The phytohormone auxin (indole-3-acetic acid [IAA]) plays a fundamental role in vegetative and reproductive plant development. Here, we characterized a seed-specific viable maize (Zea mays) mutant, defective endosperm18 (de18) that is impaired in IAA biosynthesis. de18 endosperm showed large reductions of free IAA levels and is known to have approximately 40% less dry mass, compared with De18. Cellular analyses showed lower total cell number, smaller cell volume, and reduced level of endoreduplication in the mutant endosperm. Gene expression analyses of seed-specific tryptophan-dependent IAA pathway genes, maize Yucca1 (ZmYuc1), and two tryptophan-aminotransferase co-orthologs were performed to understand the molecular basis of the IAA deficiency in the mutant. Temporally, all three genes showed high expression coincident with high IAA levels; however, only ZmYuc1 correlated with the reduced IAA levels in the mutant throughout endosperm development. Furthermore, sequence analyses of ZmYuc1 complementary DNA and genomic clones revealed many changes specific to the mutant, including a 2-bp insertion that generated a premature stop codon and a truncated YUC1 protein of 212 amino acids, compared with the 400 amino acids in the De18. The putative, approximately 1.5-kb, Yuc1 promoter region also showed many rearrangements, including a 151-bp deletion in the mutant. Our concurrent high-density mapping and annotation studies of chromosome 10, contig 395, showed that the De18 locus was tightly linked to the gene ZmYuc1. Collectively, the data suggest that the molecular changes in the ZmYuc1 gene encoding the YUC1 protein are the causal basis of impairment in a critical step in IAA biosynthesis, essential for normal endosperm development in maize.

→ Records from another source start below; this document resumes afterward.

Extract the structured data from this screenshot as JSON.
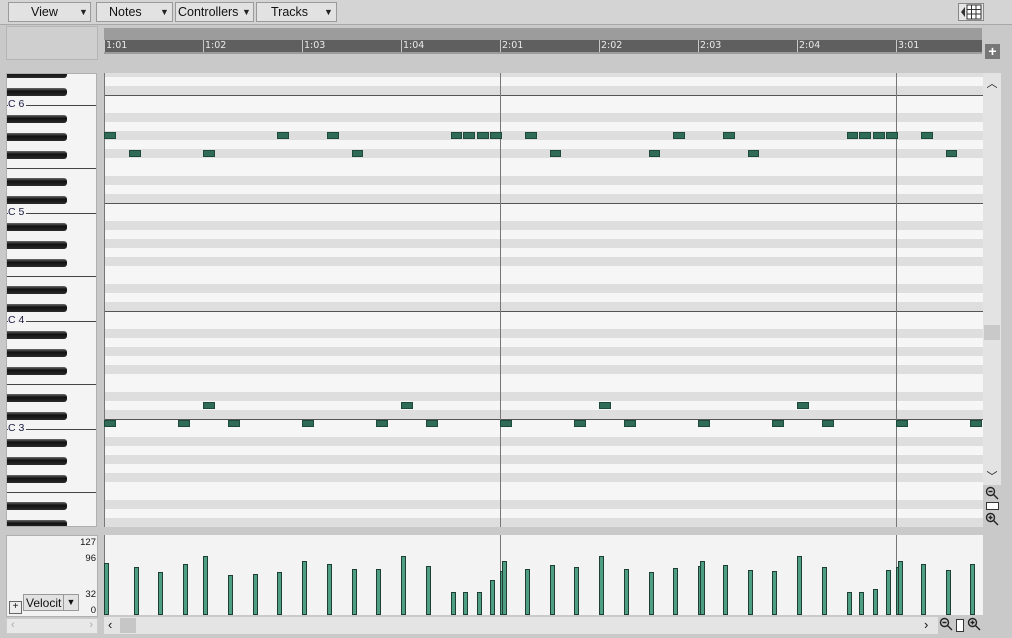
{
  "menus": [
    {
      "label": "View"
    },
    {
      "label": "Notes"
    },
    {
      "label": "Controllers"
    },
    {
      "label": "Tracks"
    }
  ],
  "ruler": {
    "labels": [
      "1:01",
      "1:02",
      "1:03",
      "1:04",
      "2:01",
      "2:02",
      "2:03",
      "2:04",
      "3:01"
    ]
  },
  "keyboard": {
    "octave_labels": [
      "C 6",
      "C 5",
      "C 4",
      "C 3"
    ]
  },
  "notes": [
    {
      "pitch": "G#5",
      "start_beat": 1.0,
      "length_beats": 0.12
    },
    {
      "pitch": "F#5",
      "start_beat": 1.25,
      "length_beats": 0.12
    },
    {
      "pitch": "F#5",
      "start_beat": 2.0,
      "length_beats": 0.12
    },
    {
      "pitch": "G#5",
      "start_beat": 2.75,
      "length_beats": 0.12
    },
    {
      "pitch": "G#5",
      "start_beat": 3.25,
      "length_beats": 0.12
    },
    {
      "pitch": "F#5",
      "start_beat": 3.5,
      "length_beats": 0.12
    },
    {
      "pitch": "G#5",
      "start_beat": 4.5,
      "length_beats": 0.12
    },
    {
      "pitch": "G#5",
      "start_beat": 4.63,
      "length_beats": 0.12
    },
    {
      "pitch": "G#5",
      "start_beat": 4.77,
      "length_beats": 0.12
    },
    {
      "pitch": "G#5",
      "start_beat": 4.9,
      "length_beats": 0.12
    },
    {
      "pitch": "G#5",
      "start_beat": 5.25,
      "length_beats": 0.12
    },
    {
      "pitch": "F#5",
      "start_beat": 5.5,
      "length_beats": 0.12
    },
    {
      "pitch": "F#5",
      "start_beat": 6.5,
      "length_beats": 0.12
    },
    {
      "pitch": "G#5",
      "start_beat": 6.75,
      "length_beats": 0.12
    },
    {
      "pitch": "G#5",
      "start_beat": 7.25,
      "length_beats": 0.12
    },
    {
      "pitch": "F#5",
      "start_beat": 7.5,
      "length_beats": 0.12
    },
    {
      "pitch": "G#5",
      "start_beat": 8.5,
      "length_beats": 0.12
    },
    {
      "pitch": "G#5",
      "start_beat": 8.63,
      "length_beats": 0.12
    },
    {
      "pitch": "G#5",
      "start_beat": 8.77,
      "length_beats": 0.12
    },
    {
      "pitch": "G#5",
      "start_beat": 8.9,
      "length_beats": 0.12
    },
    {
      "pitch": "G#5",
      "start_beat": 9.25,
      "length_beats": 0.12
    },
    {
      "pitch": "F#5",
      "start_beat": 9.5,
      "length_beats": 0.12
    },
    {
      "pitch": "D3",
      "start_beat": 2.0,
      "length_beats": 0.12
    },
    {
      "pitch": "D3",
      "start_beat": 4.0,
      "length_beats": 0.12
    },
    {
      "pitch": "D3",
      "start_beat": 6.0,
      "length_beats": 0.12
    },
    {
      "pitch": "D3",
      "start_beat": 8.0,
      "length_beats": 0.12
    },
    {
      "pitch": "C3",
      "start_beat": 1.0,
      "length_beats": 0.12
    },
    {
      "pitch": "C3",
      "start_beat": 1.75,
      "length_beats": 0.12
    },
    {
      "pitch": "C3",
      "start_beat": 2.25,
      "length_beats": 0.12
    },
    {
      "pitch": "C3",
      "start_beat": 3.0,
      "length_beats": 0.12
    },
    {
      "pitch": "C3",
      "start_beat": 3.75,
      "length_beats": 0.12
    },
    {
      "pitch": "C3",
      "start_beat": 4.25,
      "length_beats": 0.12
    },
    {
      "pitch": "C3",
      "start_beat": 5.0,
      "length_beats": 0.12
    },
    {
      "pitch": "C3",
      "start_beat": 5.75,
      "length_beats": 0.12
    },
    {
      "pitch": "C3",
      "start_beat": 6.25,
      "length_beats": 0.12
    },
    {
      "pitch": "C3",
      "start_beat": 7.0,
      "length_beats": 0.12
    },
    {
      "pitch": "C3",
      "start_beat": 7.75,
      "length_beats": 0.12
    },
    {
      "pitch": "C3",
      "start_beat": 8.25,
      "length_beats": 0.12
    },
    {
      "pitch": "C3",
      "start_beat": 9.0,
      "length_beats": 0.12
    },
    {
      "pitch": "C3",
      "start_beat": 9.75,
      "length_beats": 0.12
    }
  ],
  "velocity": {
    "scale_labels": [
      "127",
      "96",
      "32",
      "0"
    ],
    "selector_label": "Velocit",
    "bars": [
      {
        "beat": 1.0,
        "v": 104
      },
      {
        "beat": 1.3,
        "v": 96
      },
      {
        "beat": 1.55,
        "v": 85
      },
      {
        "beat": 1.8,
        "v": 101
      },
      {
        "beat": 2.0,
        "v": 118
      },
      {
        "beat": 2.25,
        "v": 80
      },
      {
        "beat": 2.5,
        "v": 82
      },
      {
        "beat": 2.75,
        "v": 86
      },
      {
        "beat": 3.0,
        "v": 108
      },
      {
        "beat": 3.25,
        "v": 101
      },
      {
        "beat": 3.5,
        "v": 92
      },
      {
        "beat": 3.75,
        "v": 92
      },
      {
        "beat": 4.0,
        "v": 117
      },
      {
        "beat": 4.25,
        "v": 97
      },
      {
        "beat": 4.5,
        "v": 45
      },
      {
        "beat": 4.63,
        "v": 45
      },
      {
        "beat": 4.77,
        "v": 45
      },
      {
        "beat": 4.9,
        "v": 70
      },
      {
        "beat": 5.0,
        "v": 87
      },
      {
        "beat": 5.02,
        "v": 107
      },
      {
        "beat": 5.25,
        "v": 92
      },
      {
        "beat": 5.5,
        "v": 100
      },
      {
        "beat": 5.75,
        "v": 96
      },
      {
        "beat": 6.0,
        "v": 118
      },
      {
        "beat": 6.25,
        "v": 91
      },
      {
        "beat": 6.5,
        "v": 85
      },
      {
        "beat": 6.75,
        "v": 93
      },
      {
        "beat": 7.0,
        "v": 97
      },
      {
        "beat": 7.02,
        "v": 107
      },
      {
        "beat": 7.25,
        "v": 99
      },
      {
        "beat": 7.5,
        "v": 90
      },
      {
        "beat": 7.75,
        "v": 87
      },
      {
        "beat": 8.0,
        "v": 118
      },
      {
        "beat": 8.25,
        "v": 95
      },
      {
        "beat": 8.5,
        "v": 46
      },
      {
        "beat": 8.63,
        "v": 45
      },
      {
        "beat": 8.77,
        "v": 52
      },
      {
        "beat": 8.9,
        "v": 90
      },
      {
        "beat": 9.0,
        "v": 96
      },
      {
        "beat": 9.02,
        "v": 107
      },
      {
        "beat": 9.25,
        "v": 102
      },
      {
        "beat": 9.5,
        "v": 89
      },
      {
        "beat": 9.75,
        "v": 102
      }
    ]
  }
}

Sugar–Hormone Cross-Talk in Seed Development: Two Redundant Pathways of IAA Biosynthesis Are Regulated Differentially in the Invertase-Deficient miniature1 (mn1) Seed Mutant in Maize

The miniature1 (mn1) seed phenotype is a loss-of-function mutation at the Mn1 locus that encodes a cell wall invertase; its deficiency leads to pleiotropic changes including altered sugar levels and decreased levels of IAA throughout seed development. To understand the molecular details of such a sugar-hormone relationship, we have initiated studies on IAA biosynthesis genes in developing seeds of maize. Two tryptophan-dependent pathways of IAA biosynthesis, tryptamine (TAM) and indole-3-pyruvic acid (IPA), are of particular interest. We report on molecular isolation and characterization of an endosperm-specific ZmTARelated1 (ZmTar1) gene of the IPA branch; we have also reported recently on ZmYuc1 gene in the TAM branch. Comparative gene expression analyses here have shown that (1) the ZmTar1 transcripts were approximately 10-fold higher levels than the ZmYuc1; (2) although both genes showed the highest level of expression at 8-12 d after pollination (DAP) coincident with an early peak in IAA levels, the two showed highly divergent (antagonistic) response at 12 and 16 DAP but similar patterns at 20 and 28 DAP in the Mn1 and mn1 endosperm. The Western blot analyses for the ZmTAR1 protein, however, displayed disconcordant protein/transcript expression patterns. Overall, these data report novel observations on redundant trp-dependent pathways of auxin biosynthesis in developing seeds of maize, and suggest that homeostatic control of IAA in this important sink is highly complex and may be regulated by both sucrose metabolism and developmental signals.